De ahí que la injerencia externa es perfectamente válida, incluso si es armada, siempre que la ejerzan cubanos, rusos, bielorrusos, chinos, iraníes, guerrilleros, narcotraficantes o delincuentes de cualquier nacionalidad.
Profanación
El extenso fenómeno que en estas breves líneas apenas se esboza, delata la preponderancia de un único ídolo al que el socialista sacrifica todo lo demás, por importante que sea, a saber, acceder al poder y conservarlo.
Suena como un proceso demoníaco porque lo es. Una mínima reflexión con respecto a sus propios valores o acerca de los efectos de sus políticas en la población, habría de privilegiar alguna forma de rectificación.
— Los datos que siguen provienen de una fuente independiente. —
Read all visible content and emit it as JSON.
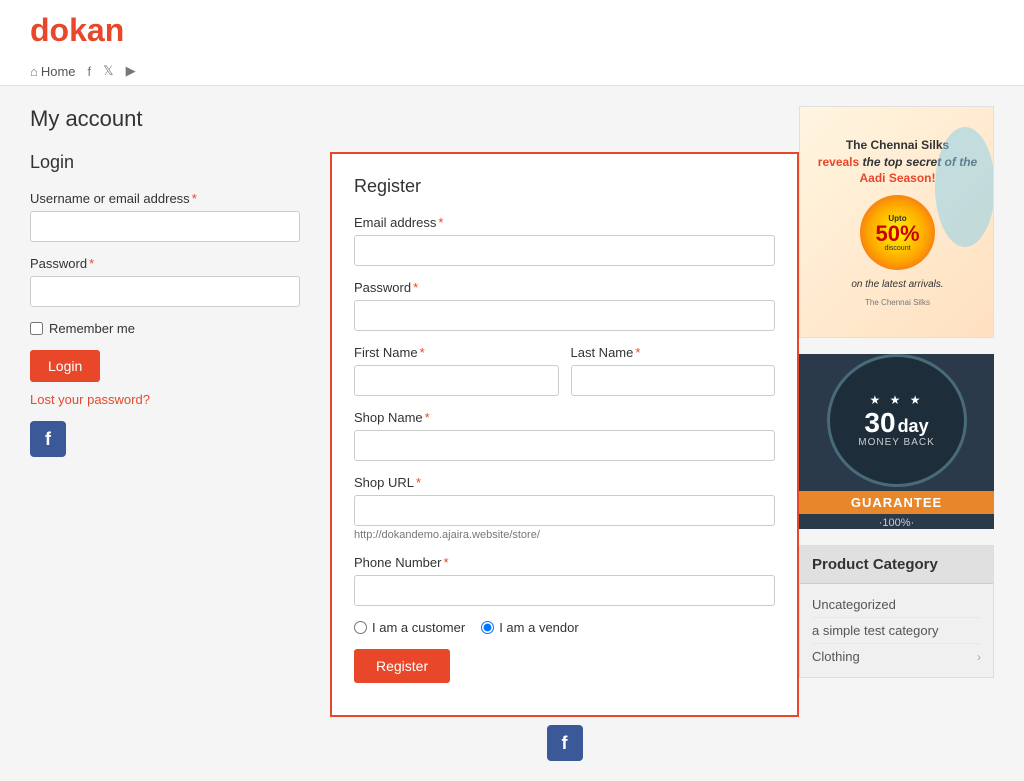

Sin embargo, una honesta introspección traería consigo el derrumbe de la rígida y, por lo tanto, frágil estructura psicológica y coercitiva que termina construyendo el socialismo resentido, para dirigir un territorio por la fuerza.
La ingenuidad como talón de Aquiles
Quienes se dejan entusiasmar por protestas, muchas de ellas sin contenido alguno, que claman adolescentemente por el cambio de la totalidad del “sistema”, harían bien en repasar la manera en la que se ha desempeñado la aplicación de las políticas que solicitan.
Los ideales que consideran fundamentales, como la protección de los más débiles, el castigo a los abusadores, la edificación de una sociedad más justa, equitativa y próspera, ondearán como banderas ante sus ojos. No obstante, esas mismas aspiraciones quedarán poco después ultrajadas, a fin de que algunas figuras puedan conservar sus posiciones de dominio.
Usarán renovadas mentiras para explicar que era inevitable destruir aquello por lo que luchaban en principio. Asfixiando así, lenta pero consistentemente, los símbolos que les justificaban.